Na forma e no conteúdo, a audiência revela uma série de desmandos. Ao persuadir a criança a desistir de interromper a gravidez, os integrantes do sistema de Justiça negaram-lhe um direito assegurado no país desde 1940.
Pela legislação brasileira, o aborto é autorizado nas hipóteses de gravidez decorrente de estupro, risco à vida da mulher e, conforme entendimento do Supremo Tribunal Federal, anencefalia do feto.
Não bastasse a abordagem medieval da juíza e da promotora, que viola o atendimento humanizado previsto pela lei 12.845, de 2013, a criança estava mantida em um abrigo havia mais de um mês.
Embora norma técnica do Ministério da Saúde recomende que o aborto, em caso de estupro, ocorra dentro de "20 semanas da idade gestacional", o documento, segundo estudiosos, não deve restringir a aplicação da lei, que não estabelece um limite temporal.
A menina nem sequer precisaria ser submetida a audiência judicial para autorizar o procedimento, bastando o seu consentimento e o de sua responsável legal.
Hospitais, ademais, frequentemente rejeitam a realização do aborto legal, ou exigem documentos desnecessários, como boletim de ocorrência. Menos da metade dos hospitais indicados pelo governo para o procedimento de fato o fazem, segundo dados de 2019.

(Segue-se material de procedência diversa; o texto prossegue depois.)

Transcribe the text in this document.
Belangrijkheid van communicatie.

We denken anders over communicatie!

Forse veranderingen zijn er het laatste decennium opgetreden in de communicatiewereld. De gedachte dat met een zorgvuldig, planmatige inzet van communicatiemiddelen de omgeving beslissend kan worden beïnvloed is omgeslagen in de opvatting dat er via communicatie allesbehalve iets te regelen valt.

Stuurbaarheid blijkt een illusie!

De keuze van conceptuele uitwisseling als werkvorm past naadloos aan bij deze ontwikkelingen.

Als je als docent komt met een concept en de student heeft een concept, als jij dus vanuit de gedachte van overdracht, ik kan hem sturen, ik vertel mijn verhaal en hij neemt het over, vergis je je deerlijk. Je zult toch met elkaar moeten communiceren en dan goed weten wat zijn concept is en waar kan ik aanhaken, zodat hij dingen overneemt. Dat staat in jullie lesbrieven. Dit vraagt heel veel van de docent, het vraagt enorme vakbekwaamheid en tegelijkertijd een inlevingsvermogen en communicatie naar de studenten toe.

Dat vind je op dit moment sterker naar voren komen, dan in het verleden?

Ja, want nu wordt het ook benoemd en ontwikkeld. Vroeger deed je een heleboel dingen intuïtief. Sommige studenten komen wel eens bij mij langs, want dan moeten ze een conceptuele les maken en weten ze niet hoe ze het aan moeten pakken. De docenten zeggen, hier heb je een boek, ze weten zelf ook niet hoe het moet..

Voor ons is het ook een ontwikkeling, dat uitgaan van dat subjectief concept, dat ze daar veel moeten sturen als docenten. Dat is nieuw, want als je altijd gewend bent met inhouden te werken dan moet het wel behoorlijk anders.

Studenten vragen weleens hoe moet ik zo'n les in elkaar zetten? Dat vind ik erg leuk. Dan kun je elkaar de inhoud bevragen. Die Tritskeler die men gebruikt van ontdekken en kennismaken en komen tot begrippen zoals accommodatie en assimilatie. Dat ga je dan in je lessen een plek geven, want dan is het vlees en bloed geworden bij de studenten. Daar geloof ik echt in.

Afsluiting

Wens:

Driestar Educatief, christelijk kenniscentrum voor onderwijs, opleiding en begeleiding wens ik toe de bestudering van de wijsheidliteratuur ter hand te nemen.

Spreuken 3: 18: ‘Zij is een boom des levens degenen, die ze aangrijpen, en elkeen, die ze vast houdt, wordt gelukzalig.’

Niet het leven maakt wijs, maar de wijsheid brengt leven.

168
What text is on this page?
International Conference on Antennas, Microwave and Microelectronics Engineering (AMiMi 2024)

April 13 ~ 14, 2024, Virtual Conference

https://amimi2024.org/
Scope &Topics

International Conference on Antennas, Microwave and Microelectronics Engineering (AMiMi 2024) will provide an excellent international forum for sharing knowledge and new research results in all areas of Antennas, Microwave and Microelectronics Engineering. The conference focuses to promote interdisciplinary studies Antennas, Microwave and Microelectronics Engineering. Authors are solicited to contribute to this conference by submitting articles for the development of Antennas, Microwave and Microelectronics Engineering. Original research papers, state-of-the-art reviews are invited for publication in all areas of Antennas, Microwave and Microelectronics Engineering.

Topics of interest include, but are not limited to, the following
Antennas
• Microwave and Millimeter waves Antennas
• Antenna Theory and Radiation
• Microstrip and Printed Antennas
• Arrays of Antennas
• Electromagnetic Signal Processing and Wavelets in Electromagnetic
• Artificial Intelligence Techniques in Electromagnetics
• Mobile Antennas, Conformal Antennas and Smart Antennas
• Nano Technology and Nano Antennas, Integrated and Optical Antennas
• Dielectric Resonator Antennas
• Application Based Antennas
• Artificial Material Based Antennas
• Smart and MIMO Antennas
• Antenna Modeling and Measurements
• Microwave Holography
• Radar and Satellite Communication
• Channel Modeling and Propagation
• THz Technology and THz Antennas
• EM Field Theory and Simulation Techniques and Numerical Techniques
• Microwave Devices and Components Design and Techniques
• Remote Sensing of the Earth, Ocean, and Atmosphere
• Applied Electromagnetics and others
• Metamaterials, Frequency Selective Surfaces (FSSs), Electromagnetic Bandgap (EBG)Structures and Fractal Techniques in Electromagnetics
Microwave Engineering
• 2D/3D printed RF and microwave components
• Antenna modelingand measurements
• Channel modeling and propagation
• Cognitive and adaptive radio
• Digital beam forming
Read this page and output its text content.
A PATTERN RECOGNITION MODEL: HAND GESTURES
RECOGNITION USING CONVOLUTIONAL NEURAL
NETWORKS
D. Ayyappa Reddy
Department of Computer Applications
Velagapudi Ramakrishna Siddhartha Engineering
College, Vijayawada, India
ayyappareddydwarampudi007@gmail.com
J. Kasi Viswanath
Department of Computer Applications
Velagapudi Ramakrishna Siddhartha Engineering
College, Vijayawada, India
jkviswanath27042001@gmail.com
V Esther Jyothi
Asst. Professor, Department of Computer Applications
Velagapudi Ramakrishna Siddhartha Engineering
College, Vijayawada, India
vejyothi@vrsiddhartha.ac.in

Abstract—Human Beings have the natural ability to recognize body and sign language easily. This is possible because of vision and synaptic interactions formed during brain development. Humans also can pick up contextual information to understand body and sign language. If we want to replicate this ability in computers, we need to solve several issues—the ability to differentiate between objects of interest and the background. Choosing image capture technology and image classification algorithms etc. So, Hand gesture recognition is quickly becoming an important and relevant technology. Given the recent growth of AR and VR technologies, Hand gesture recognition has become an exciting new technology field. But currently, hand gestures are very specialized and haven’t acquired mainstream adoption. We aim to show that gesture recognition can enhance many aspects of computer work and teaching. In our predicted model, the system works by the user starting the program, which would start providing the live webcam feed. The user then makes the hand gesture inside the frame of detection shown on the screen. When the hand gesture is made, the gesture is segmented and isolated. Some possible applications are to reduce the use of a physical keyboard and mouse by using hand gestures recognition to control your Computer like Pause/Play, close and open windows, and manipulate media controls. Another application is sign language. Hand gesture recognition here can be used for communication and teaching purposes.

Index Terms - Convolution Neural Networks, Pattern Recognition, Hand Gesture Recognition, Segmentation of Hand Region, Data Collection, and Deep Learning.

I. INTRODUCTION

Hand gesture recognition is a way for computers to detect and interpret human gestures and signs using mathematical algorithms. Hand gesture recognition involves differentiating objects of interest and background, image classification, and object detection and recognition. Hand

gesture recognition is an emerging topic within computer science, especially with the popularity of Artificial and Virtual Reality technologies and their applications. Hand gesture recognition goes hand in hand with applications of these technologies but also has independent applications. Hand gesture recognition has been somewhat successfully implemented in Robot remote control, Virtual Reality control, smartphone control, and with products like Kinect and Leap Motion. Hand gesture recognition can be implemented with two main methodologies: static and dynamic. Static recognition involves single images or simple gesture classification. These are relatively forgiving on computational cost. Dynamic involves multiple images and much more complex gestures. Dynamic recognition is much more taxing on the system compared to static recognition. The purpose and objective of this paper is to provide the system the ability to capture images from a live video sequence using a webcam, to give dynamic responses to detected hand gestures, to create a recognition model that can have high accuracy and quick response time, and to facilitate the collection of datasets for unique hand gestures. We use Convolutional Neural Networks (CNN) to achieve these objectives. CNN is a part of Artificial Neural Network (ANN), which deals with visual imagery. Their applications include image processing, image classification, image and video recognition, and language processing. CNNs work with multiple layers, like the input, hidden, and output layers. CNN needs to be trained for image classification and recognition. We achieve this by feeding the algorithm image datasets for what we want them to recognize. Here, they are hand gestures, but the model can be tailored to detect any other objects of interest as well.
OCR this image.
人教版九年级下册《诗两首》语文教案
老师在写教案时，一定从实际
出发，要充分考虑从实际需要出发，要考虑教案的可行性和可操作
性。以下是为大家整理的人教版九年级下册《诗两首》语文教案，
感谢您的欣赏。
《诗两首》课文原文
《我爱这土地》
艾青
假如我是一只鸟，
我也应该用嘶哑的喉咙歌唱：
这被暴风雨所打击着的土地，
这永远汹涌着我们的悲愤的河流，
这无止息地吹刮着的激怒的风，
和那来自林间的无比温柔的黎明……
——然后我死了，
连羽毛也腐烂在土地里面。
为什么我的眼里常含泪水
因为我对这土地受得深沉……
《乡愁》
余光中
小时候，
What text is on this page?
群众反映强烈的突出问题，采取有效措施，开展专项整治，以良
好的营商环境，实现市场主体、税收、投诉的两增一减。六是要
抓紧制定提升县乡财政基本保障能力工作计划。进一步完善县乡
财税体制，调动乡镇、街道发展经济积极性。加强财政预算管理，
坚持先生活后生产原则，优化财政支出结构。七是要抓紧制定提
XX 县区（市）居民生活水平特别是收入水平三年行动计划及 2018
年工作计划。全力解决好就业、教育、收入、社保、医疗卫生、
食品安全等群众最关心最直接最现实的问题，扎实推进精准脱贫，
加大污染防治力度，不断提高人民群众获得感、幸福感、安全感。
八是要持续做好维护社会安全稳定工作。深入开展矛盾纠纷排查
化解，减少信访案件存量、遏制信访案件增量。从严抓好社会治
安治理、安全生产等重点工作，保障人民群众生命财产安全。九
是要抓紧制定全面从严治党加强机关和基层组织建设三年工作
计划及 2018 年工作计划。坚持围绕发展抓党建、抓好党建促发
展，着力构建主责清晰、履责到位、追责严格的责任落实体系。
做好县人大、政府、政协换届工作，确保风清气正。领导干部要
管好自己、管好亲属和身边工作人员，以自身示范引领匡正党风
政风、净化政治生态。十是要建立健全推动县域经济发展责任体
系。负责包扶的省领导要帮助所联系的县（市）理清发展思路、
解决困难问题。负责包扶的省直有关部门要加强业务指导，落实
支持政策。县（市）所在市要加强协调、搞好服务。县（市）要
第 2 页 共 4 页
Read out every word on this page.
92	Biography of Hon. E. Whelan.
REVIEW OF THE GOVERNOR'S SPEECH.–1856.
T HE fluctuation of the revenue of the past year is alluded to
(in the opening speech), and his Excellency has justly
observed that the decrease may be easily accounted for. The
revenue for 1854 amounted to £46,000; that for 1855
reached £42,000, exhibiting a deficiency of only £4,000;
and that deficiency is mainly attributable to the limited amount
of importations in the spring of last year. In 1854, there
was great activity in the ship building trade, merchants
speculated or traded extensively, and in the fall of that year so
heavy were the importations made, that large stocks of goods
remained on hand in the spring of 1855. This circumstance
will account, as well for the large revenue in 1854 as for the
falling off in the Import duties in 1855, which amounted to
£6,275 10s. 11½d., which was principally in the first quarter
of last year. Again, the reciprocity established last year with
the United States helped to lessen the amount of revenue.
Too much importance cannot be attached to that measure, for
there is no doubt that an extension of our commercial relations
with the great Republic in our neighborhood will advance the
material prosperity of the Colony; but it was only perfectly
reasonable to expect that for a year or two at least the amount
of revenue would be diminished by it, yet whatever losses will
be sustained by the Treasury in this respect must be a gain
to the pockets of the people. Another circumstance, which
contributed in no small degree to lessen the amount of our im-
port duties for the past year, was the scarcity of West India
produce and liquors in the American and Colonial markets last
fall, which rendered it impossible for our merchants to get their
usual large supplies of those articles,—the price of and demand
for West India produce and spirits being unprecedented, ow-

A obstrução de direitos por parte do Judiciário e de unidades de saúde revela que não basta a lei —a mudança da cultura institucional e a punição de violações são igualmente fundamentais.
Compreende-se que muitos tenham objeções morais ou religiosas ao aborto, mas nada lhes autoriza a impor suas convicções ao restante da sociedade e ao arrepio da legislação vigente.